Ziya Azazi, danseur et chorégraphe turc, s’est consacré, depuis plusieurs années, à la danse traditionnelle soufie et a créé plusieurs œuvres en solo en s’inspirant de cette danse rituelle, recherchant une synthèse avec la danse contemporaine occidentale. Il a choisi la danse comme langage pour, dit-il, découvrir son centre, se déplacer dans le monde afin de trouver sa vérité, la vérité cachée qui se dévoile peu à peu à travers le mouvement, en suivant la lignée des mystiques d’Anatolie, transgressant les frontières de cette tradition ancestrale.
Le corps de Ziya Azazi parle un langage clair : l’homme cherche l’absolu, la vérité, le sens de l’être. Cependant il doit passer par plusieurs étapes comme la peur, la confusion, l’ignorance… Le chemin que Ziya Azazi a choisi est celui de la joie et de la répétition, du tournoiement jusqu’à l’extase.
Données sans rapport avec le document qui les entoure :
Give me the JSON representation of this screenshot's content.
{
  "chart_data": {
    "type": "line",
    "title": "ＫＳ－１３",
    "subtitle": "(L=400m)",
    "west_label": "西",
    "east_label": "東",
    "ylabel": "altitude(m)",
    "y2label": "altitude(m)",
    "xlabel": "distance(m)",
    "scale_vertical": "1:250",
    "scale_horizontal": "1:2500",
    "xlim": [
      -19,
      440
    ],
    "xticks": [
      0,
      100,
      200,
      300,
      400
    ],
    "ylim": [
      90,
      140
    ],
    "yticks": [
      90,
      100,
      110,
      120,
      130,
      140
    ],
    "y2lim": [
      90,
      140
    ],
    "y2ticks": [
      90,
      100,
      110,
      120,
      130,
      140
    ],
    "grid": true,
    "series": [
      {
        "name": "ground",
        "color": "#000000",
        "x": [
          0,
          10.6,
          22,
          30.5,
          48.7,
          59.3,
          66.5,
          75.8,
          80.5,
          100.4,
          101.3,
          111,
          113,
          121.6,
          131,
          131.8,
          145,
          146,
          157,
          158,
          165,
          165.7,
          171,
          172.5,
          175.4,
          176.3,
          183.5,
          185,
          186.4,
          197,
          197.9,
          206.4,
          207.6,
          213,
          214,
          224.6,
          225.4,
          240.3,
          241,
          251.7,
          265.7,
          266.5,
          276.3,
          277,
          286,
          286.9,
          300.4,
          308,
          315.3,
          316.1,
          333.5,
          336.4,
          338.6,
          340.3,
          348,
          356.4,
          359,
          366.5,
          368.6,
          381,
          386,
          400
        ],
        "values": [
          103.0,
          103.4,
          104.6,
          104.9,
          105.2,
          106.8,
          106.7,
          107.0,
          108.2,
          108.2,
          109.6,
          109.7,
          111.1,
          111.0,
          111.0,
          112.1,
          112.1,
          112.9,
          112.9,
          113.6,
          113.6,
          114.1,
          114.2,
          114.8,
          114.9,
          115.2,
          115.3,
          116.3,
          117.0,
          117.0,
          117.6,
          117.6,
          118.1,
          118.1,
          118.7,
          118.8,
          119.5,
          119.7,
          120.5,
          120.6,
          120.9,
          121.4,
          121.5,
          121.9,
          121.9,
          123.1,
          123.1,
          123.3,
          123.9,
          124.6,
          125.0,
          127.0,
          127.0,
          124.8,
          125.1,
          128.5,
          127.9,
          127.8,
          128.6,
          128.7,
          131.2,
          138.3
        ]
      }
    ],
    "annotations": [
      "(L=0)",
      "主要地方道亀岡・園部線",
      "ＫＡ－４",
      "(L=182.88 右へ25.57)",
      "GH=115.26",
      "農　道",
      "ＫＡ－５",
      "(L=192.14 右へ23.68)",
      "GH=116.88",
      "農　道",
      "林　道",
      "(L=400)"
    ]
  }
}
Son corps devient un médium pour déployer une magie, une pureté mais aussi une solitude profondément humaine.
Le 14 juillet 1989, le Français Jean-Paul Goude - que le Musée des Arts Décoratifs, qui présente actuellement à Paris une exposition sur son œuvre, qualifie d’un des plus brillants « faiseurs d’images » – fut le metteur en scène des célébrations du bicentenaire de la révolution française. Au cours du gigantesque défilé qu’il avait organisé à cette occasion, il a fait tournoyer sur toute la longueur des Champs-Elysées, à l’aide d’un mécanisme dissimulé sous leur jupe géante, une trentaine de femmes dont le costume noir et la coiffe gigantesques évoquaient ceux des derviches tourneurs. Le thème choisi pour le défilé étant la solidarité et la fraternité entre les peuples, chacune portait un enfant d’un pays différent, le faisant « valser » avec elle.
Même si toutes ces traductions artistiques semblent rejeter au second plan la spiritualité qui était le moteur même des derviches du XIIIe siècle, elles constituent, par leur beauté plastique et leur modernité, un bel hommage à l’ordre créé par Rûmî voici huit siècles, montrant avec force son appartenance au patrimoine de l’humanité et illustrant l’universalité et l’esprit de tolérance de la philosophie de Rûmî.
Bibliographie :
Eva de Vitray-Meyerovitch, Mystique et poésie en Islam - Djalâl-ud-Dîn Rûmî et l’Ordre des Derviches tourneurs, Ed. Desclée Debrouwer, 1972.
John Baldock, L’essence du soufisme, Ed. Pocket, 2008.
Nahal Tajadod, Roumi le Brûlé, Ed. J.C. Lattès, 2004.
Patrick Ringgenberg, Guide culturel de l’Iran, Rowzâneh Publications, 2006.
Thierry Zarcone, Le soufisme, Voie mystique de l’islam, Découvertes Gallimard religion, 2009.
Je remercie mes amis :
*Lucile et Eric Nosjean pour leur description du rituel mevlevi de Bursa,
*André Denos, grand connaisseur de la Turquie, et Yüksel Murat Gِlpinarli pour les documents et les informations qu’ils m’ont généreusement communiqués.
Sans oublier les auteurs mentionnés dans la bibliographie ci-dessus.
[1] Pour la définition du soufisme et du mysticisme, voir l’article de Râheleh Morakkabi « La dimension mystique de la poésie classique persane » in La Revue de Téhéran – n° 56 de juillet 2010.
[2] Pour le déroulement et la symbolique du Samâ’, voir l’article d’Amélie Neuve-Eglise : « L’oratorio spirituel ou le samâ : une liturgie du souvenir entre ciel et terre » in La Revue de Téhéran – n° 21 d’août 2007.